Nunca aos seus três Bispos foi possível celebrar quaisquer
sínodos,
sendo, como eles reconheciam, premente a necessidade de codificar nessas
assembleias as leis que regessem com mais coesão e uniformidade a
actuação legislativa, ou preceptiva da diocese.
Dada a criação da nova Igreja, jamais
os seus Prelados deixaram de conjecturar e acarinhar a melhor oportunidade e a melhor
maneira de reunir aquela assembleia sinodal, com o objectivo de dar à
diocese Constituições próprias.
Dos documentos episcopais,
claramente transparece esse seu desiderato que não chegou a ter
efectivação.
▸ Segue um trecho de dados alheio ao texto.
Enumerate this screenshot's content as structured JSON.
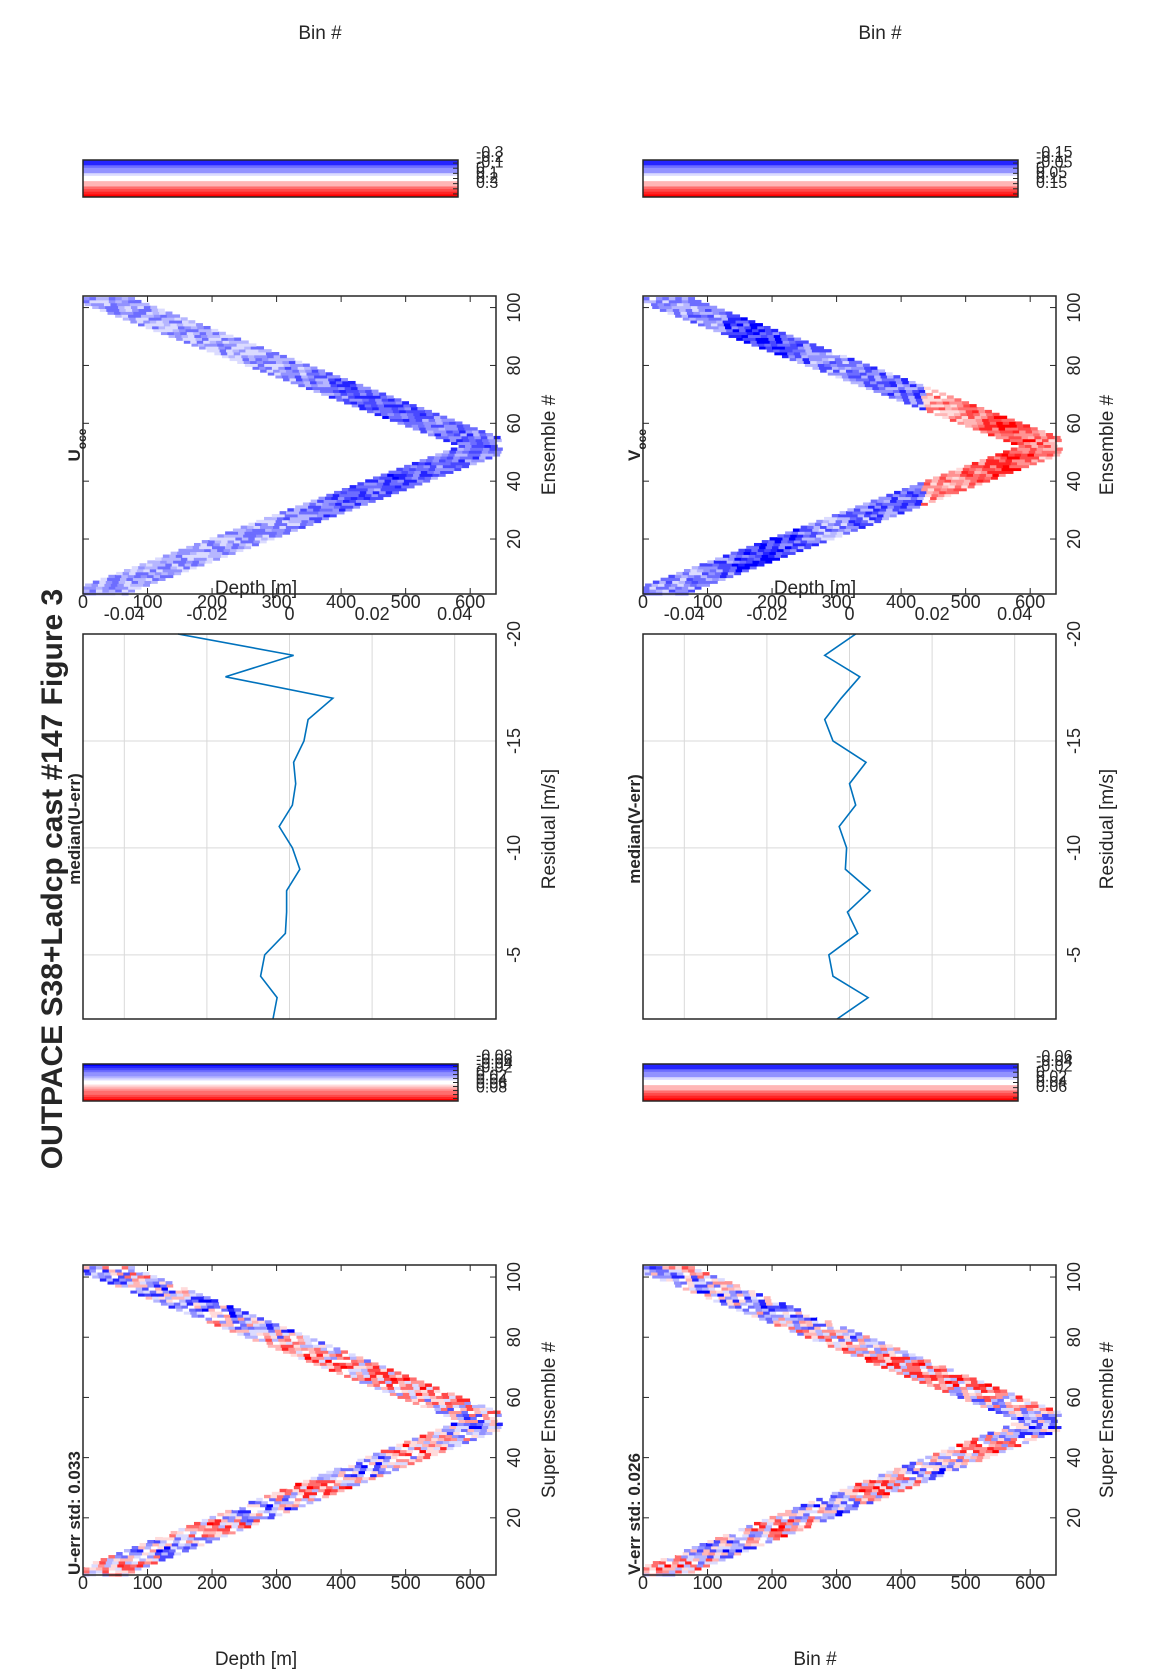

Em matéria
de importância tão transcendente, cumpria não obrar de
ânimo leve, ou com ignorância dos caminhos a trilhar.
Desta disposição, pode dar testemunho a primeira Pastoral que o circunspecto D. Manuel Pacheco de Resende
dirigiu aos seus súbditos em 15 de Maio de 1816.
A estabilidade duma legislação própria e actualizada na diocese
justificava a acuidade prelatícia, no desejo manifesto de uma preparação
cuidadosa para essas reuniões presididas
pelo Bispo, e nas quais se havia de dar corpo e forma às leis ali debatidas, harmonizando-as com as necessidades e utilidade
do clero e dos fiéis.
Por estas, ou por outras
razões certamente ponderosas,
que desconhecemos, ou que de algum modo ficaram documentadas em actos de natureza pastoral, manifestavam os
/ 24 / preclaros Bispos que ainda não tinha chegado a hora oportuna dos sínodos,
nem das Constituições do Bispado de
Aveiro.
Os Bispos, «soliciti servare unitatem Spiritus in vinculo pacis» (Eféseos, IV, 3), tinham em mente elaborar urna obra que se
adaptasse às necessidades dos seus súbditos: − «non quae sua sunt,
singuli considerantes, sed ea quae aliorum». (Filipenses, II, 4). Nesta intenção inicial, enquanto
se estacionava, houve que recorrer-se a outras dioceses, sobretudo às
de origem − Coimbra e Porto.
As dioceses de Braga, Viseu, Portalegre, não ficaram
alheias ao regime legislativo que os Prelados aveirenses perfilharam, adoptando-o na sua Igreja.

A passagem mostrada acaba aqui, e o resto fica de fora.